Host factors also influence which bacteria can colonize. The ABO blood group system, for example, affects the glycosylation pattern of salivary mucins, which in turn affects which bacterial adhesins can bind to the oral mucosa. Individuals with blood group O have been shown to have lower S. mutans colonization rates than those with blood group A or B, possibly because the mucin glycosylation pattern in group O individuals is less compatible with S. mutans adhesins. Similarly, variations in the taste receptor gene TAS2R38 affect the ability to taste bitter compounds produced by certain oral bacteria, which influences dietary preferences and, indirectly, caries risk.

Tooth Morphology: Self-Cleansing and Contact Point Geometry

The shape of the teeth themselves influences caries risk. Teeth with broad, flat occlusal surfaces and shallow fissures (pit and fissure morphology type I) are easier to clean and less likely to trap food than teeth with deep, narrow fissures that extend into the dentin (type III fissures). Similarly, the contact points between adjacent teeth — if they are broad and flush — are easier to clean with floss than if they are point contacts that create a tight, V-shaped interproximal space where plaque stagnates. These morphological traits are determined during tooth development and are highly heritable, with heritability estimates of 0.60 to 0.80 for occlusal fissure depth.

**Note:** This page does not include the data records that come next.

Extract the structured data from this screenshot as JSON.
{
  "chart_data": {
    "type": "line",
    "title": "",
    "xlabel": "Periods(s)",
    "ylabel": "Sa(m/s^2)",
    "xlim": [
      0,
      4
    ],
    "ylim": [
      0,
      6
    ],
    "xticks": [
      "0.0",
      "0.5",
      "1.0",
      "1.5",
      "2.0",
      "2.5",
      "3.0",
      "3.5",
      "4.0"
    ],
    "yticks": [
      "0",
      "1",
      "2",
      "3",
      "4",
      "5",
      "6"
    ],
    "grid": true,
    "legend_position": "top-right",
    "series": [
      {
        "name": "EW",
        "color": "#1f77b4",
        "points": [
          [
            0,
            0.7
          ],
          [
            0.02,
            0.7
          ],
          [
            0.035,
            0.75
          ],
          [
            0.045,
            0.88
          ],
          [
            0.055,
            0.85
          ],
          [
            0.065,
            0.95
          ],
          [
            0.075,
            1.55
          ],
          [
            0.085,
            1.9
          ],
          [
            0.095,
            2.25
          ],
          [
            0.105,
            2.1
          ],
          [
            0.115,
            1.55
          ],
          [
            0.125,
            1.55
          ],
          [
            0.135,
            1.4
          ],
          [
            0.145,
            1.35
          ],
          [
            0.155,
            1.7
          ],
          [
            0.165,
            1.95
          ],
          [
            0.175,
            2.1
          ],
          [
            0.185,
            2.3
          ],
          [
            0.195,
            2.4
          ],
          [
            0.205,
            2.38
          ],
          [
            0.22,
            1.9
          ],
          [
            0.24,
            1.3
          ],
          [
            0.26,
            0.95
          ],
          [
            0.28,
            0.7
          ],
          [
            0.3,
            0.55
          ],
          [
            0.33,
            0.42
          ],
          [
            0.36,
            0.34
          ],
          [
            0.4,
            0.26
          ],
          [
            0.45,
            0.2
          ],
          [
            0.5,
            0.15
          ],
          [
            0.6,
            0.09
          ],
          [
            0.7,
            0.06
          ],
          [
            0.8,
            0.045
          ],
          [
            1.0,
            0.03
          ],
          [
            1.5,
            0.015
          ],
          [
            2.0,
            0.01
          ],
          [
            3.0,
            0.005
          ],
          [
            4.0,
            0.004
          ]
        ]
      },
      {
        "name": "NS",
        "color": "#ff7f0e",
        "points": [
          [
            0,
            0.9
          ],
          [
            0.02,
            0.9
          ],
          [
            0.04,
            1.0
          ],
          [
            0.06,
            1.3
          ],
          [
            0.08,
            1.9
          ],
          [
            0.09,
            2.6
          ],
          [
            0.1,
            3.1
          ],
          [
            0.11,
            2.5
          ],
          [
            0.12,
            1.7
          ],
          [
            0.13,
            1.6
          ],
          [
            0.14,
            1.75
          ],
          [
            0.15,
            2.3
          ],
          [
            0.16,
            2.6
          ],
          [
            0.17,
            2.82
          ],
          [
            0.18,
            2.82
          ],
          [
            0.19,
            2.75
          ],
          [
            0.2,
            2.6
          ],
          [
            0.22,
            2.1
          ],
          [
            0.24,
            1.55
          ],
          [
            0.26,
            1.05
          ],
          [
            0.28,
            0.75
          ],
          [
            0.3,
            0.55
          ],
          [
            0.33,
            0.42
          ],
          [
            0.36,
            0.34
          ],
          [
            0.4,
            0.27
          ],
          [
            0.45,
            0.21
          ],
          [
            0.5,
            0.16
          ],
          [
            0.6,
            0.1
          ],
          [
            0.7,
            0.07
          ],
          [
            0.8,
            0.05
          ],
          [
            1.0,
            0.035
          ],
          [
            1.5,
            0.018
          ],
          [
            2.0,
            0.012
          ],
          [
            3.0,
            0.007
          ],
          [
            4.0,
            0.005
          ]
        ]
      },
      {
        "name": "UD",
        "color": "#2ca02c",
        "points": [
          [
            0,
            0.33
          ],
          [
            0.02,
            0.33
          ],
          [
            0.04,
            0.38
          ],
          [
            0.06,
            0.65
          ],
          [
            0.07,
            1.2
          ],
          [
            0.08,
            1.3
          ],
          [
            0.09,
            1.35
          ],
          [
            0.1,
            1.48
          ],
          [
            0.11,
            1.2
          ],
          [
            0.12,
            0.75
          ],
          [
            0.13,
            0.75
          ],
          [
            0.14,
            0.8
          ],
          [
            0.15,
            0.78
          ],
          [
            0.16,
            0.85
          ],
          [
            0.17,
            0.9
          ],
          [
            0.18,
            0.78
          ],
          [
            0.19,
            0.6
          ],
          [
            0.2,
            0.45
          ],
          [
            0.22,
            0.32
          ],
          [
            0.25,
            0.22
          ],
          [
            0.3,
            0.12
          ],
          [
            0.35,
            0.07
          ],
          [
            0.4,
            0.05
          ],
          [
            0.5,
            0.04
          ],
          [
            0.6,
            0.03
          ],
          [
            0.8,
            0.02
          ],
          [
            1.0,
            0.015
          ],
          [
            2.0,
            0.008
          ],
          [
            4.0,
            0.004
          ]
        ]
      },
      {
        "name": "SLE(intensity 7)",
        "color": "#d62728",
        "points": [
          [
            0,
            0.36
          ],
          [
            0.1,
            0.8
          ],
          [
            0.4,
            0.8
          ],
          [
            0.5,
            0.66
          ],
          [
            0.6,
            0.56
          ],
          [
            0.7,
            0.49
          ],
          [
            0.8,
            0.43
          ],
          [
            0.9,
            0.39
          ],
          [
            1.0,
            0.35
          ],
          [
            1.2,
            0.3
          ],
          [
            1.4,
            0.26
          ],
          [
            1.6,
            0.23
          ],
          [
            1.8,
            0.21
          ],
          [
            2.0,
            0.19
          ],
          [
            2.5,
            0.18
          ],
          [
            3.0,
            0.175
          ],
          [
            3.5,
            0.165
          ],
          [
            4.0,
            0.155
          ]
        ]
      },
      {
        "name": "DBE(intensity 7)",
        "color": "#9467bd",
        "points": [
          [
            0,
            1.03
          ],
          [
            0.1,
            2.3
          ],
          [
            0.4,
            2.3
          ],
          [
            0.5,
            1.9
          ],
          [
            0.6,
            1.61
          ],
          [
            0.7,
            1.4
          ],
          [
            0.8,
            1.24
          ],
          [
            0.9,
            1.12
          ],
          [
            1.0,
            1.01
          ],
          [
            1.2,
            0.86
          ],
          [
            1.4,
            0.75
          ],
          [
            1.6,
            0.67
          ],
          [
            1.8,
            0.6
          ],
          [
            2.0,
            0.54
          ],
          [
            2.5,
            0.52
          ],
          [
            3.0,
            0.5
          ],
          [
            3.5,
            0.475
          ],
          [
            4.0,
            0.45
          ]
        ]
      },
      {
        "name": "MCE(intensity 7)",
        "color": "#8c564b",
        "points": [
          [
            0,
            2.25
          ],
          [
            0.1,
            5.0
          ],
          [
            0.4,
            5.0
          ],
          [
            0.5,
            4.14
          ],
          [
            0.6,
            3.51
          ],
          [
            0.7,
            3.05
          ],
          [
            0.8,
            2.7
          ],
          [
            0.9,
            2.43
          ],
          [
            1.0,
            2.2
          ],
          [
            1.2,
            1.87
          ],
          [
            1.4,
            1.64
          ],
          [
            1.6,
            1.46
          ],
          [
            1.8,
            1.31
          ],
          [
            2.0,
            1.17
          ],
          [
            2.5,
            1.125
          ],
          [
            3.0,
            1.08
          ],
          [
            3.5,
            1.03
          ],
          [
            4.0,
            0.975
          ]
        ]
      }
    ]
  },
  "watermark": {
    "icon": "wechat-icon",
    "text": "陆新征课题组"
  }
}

The implications for clinical practice are significant. Caries risk assessment should not be based solely on sugar intake or oral hygiene habits; it should also consider these biological protective factors. A patient with high enamel microhardness, high salivary flow, and a non-cariogenic microbiome may be able to tolerate a higher sugar intake without developing caries, while a patient lacking these protective factors may develop caries even with excellent oral hygiene. Personalized caries prevention means matching the intensity of the intervention to the individual's risk profile — and understanding the caries-resistant phenotype is the starting point for that personalization.